È quindi della massima importanza distinguere la consulenza filosofica da attività in qualche modo affini ma che, diversamente da essa, intendono fondere filosofia e psicologia, pensiero e sfera affettivo-emozionale.
In primo luogo la consulenza filosofica va distinta dal counseling filosofico, che fa esplicito affidamento su strumenti psicologici (per esempio ascolto attivo, empatia, prossemica, strategie comunicative, ecc.) e su approcci d’aiuto o in qualche senso psicoterapeutici (per esempio il counseling rogersiano, la sistemica relazionale o qualche tipo di concezione antropo-psicologica dell’uomo). Diversamente che per il counseling filosofico, per la consulenza filosofica centrale non “il cliente” o la persona, bensì il discorso che questi e il filosofo elaborano e che è quanto l’ospite porterà con sé come “prodotto” del lavoro svolto.
Ancor più importante è distinguere la consulenza filosofica da ogni tipo di professione d’aiuto di ambito psicologico o terapeutico: essa nasce infatti proprio per essere una alternativa ad esse, non necessariamente esclusiva, anzi, idealmente integrabile con approcci diversi svolti da altri professionisti.
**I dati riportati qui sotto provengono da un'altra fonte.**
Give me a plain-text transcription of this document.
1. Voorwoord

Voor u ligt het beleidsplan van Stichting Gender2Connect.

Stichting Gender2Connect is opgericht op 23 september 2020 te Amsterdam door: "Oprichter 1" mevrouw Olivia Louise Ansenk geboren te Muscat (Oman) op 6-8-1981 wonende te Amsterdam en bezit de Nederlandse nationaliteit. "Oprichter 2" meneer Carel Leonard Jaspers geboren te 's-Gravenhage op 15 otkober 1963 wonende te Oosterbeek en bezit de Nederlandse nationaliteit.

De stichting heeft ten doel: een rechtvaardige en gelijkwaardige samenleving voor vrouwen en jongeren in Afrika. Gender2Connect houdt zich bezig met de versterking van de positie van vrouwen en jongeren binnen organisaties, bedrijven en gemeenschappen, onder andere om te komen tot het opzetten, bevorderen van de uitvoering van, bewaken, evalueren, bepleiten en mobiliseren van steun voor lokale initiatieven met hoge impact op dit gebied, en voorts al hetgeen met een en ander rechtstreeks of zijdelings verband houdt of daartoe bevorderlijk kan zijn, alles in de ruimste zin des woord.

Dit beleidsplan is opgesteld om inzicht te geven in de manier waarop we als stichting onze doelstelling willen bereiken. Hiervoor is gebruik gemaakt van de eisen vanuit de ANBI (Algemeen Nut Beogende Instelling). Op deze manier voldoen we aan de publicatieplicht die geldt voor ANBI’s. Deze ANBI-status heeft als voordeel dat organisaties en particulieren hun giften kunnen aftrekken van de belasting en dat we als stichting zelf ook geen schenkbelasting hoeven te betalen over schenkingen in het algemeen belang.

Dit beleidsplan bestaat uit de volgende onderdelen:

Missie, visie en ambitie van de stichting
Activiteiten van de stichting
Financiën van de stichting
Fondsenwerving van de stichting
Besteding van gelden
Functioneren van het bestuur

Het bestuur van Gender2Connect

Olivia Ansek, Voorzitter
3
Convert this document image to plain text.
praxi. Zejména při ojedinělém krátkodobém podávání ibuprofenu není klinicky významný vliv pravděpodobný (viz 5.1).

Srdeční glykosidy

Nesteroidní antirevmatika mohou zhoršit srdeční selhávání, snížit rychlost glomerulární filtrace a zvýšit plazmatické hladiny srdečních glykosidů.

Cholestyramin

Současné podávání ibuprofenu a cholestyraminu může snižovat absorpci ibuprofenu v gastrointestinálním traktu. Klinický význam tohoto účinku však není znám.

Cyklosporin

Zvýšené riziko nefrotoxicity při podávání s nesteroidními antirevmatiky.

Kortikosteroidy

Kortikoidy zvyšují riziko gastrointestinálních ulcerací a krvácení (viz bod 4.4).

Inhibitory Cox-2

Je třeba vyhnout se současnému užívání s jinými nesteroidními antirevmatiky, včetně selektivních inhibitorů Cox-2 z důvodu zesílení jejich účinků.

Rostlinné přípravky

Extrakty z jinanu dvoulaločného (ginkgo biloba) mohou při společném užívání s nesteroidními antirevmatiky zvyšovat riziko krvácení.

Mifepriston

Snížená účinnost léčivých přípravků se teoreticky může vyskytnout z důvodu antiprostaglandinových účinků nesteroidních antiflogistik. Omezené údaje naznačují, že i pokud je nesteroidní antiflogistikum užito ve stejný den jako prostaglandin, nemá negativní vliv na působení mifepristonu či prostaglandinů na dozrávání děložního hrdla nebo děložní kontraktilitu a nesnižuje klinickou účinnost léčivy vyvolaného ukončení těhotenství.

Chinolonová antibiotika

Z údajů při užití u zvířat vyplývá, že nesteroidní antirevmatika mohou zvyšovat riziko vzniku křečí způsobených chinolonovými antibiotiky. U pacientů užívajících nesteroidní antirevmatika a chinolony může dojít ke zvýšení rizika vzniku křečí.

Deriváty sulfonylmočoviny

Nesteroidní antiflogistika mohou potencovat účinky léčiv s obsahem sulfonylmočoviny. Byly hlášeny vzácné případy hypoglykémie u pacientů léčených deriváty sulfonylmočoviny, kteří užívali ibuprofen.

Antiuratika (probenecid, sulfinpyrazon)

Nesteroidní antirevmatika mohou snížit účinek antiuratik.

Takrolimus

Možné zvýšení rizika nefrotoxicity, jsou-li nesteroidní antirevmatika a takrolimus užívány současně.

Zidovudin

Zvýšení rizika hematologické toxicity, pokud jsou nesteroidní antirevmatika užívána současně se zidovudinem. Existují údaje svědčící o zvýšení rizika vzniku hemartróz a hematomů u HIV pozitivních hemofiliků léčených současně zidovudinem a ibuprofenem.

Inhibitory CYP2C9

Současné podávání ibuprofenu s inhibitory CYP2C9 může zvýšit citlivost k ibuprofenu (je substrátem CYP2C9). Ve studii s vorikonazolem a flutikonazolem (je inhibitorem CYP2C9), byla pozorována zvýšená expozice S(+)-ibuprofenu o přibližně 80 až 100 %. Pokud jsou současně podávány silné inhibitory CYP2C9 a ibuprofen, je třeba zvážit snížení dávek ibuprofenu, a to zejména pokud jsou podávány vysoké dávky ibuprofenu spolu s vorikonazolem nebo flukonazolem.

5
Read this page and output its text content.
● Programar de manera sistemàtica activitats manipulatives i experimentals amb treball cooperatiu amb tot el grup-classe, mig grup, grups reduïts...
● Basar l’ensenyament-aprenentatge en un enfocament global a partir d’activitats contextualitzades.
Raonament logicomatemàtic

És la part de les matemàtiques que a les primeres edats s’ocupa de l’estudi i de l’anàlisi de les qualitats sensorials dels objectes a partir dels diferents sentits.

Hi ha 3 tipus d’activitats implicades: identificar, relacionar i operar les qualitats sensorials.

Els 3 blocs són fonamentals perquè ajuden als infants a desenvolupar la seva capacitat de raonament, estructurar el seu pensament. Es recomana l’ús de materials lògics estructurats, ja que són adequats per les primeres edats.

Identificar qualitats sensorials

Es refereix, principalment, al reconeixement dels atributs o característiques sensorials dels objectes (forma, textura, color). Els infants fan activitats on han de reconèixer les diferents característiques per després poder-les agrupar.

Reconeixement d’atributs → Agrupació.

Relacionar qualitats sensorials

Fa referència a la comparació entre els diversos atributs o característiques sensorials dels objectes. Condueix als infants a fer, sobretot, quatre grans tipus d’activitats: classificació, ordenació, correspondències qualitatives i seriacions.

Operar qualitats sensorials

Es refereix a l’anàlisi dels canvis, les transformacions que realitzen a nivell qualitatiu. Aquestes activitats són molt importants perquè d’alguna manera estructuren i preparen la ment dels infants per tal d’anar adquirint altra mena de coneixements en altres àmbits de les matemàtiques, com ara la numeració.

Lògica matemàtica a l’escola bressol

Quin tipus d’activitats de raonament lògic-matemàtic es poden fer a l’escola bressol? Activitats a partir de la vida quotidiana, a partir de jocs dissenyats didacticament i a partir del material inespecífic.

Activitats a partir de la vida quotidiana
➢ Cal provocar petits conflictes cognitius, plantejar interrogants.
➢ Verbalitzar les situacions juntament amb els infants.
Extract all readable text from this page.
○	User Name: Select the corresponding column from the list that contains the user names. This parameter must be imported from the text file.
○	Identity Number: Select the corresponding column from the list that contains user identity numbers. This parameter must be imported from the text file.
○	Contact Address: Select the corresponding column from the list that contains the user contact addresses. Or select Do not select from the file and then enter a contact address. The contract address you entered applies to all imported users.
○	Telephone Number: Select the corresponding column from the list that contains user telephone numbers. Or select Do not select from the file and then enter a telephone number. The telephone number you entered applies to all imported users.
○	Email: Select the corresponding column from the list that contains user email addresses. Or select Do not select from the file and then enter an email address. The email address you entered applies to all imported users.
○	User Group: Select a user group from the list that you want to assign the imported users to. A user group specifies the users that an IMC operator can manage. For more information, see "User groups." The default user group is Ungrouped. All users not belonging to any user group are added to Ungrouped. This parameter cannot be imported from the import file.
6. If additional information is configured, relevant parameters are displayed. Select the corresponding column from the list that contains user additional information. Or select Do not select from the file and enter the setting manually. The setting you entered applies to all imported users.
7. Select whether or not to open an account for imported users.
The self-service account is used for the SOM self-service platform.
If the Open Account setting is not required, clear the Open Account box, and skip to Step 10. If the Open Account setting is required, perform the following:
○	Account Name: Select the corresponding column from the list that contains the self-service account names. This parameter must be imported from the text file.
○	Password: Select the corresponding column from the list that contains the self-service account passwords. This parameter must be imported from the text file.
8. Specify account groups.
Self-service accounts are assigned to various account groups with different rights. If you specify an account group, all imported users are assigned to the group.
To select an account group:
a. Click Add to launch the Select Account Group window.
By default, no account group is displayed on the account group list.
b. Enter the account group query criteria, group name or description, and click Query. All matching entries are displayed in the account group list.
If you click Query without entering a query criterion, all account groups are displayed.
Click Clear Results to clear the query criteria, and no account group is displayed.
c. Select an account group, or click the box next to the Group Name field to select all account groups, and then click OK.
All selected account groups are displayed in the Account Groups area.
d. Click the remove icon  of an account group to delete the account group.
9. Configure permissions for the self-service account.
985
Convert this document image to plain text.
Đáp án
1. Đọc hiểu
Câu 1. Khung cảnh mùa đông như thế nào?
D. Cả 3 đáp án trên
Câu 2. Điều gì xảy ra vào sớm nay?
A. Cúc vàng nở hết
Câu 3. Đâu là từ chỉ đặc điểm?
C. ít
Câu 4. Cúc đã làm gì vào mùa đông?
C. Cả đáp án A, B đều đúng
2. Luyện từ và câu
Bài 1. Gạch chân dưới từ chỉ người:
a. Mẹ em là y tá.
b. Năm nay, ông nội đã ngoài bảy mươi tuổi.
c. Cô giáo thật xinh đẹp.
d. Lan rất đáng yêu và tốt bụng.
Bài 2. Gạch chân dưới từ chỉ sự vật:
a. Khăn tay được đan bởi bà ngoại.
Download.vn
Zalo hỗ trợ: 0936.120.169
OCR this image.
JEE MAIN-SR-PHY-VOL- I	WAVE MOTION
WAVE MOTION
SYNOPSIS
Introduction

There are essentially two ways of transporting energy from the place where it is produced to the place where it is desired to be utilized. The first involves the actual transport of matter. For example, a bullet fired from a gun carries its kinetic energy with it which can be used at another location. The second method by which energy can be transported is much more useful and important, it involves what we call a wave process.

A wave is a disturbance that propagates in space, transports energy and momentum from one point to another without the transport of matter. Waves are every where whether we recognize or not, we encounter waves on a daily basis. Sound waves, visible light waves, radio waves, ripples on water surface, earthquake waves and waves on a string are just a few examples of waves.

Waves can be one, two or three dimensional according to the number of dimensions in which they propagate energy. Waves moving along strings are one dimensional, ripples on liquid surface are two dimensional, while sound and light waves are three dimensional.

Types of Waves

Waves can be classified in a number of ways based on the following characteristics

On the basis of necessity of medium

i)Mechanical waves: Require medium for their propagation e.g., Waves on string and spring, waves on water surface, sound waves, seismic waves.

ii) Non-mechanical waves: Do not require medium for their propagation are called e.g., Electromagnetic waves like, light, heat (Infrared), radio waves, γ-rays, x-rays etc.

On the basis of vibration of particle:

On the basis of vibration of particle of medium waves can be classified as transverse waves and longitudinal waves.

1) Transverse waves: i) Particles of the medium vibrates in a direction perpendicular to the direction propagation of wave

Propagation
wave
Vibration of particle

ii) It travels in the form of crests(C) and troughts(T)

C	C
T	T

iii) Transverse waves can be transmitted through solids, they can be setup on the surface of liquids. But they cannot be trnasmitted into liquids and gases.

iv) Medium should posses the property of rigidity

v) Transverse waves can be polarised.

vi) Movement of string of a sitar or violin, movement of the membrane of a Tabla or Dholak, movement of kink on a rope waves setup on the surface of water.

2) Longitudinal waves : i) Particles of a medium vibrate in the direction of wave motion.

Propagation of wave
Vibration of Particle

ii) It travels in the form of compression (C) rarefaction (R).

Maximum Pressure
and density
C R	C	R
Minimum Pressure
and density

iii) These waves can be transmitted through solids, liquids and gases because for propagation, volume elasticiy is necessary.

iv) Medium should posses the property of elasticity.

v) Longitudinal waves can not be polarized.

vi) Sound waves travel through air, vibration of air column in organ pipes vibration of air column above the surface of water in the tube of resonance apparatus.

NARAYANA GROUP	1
Il suo fondatore, Achenbach, ha sempre sostenuto l’importanza di avere una rosa di professionisti a cui indirizzare chi mostrasse di aver bisogno anche di un lavoro diverso da quello filosofico, mentre una delle sperimentazioni più importanti svolte in Italia, quella del “filosofo nei centri di salute mentale”, ha evidenziato come l’approccio filosofico sia un arricchimento del complesso lavoro da svolgere in quel settore, in affiancamento di psichiatri, psicologi ed educatori.
Nel corso dei vent’anni di vita della consulenza filosofica purtroppo queste distinzioni si sono confuse, per responsabilità di chi ha diffuso informazioni senza la dovuta competenza, e anche di chi, come purtroppo spesso succede, ha tentato di rivendersi con nomi nuovi continuando però a praticare attività diverse. Ma l’attenta lettura della letteratura originaria e fondativa della pratica evidenzia senza alcuna ombra la sua identità e la sua diversità da altre professioni.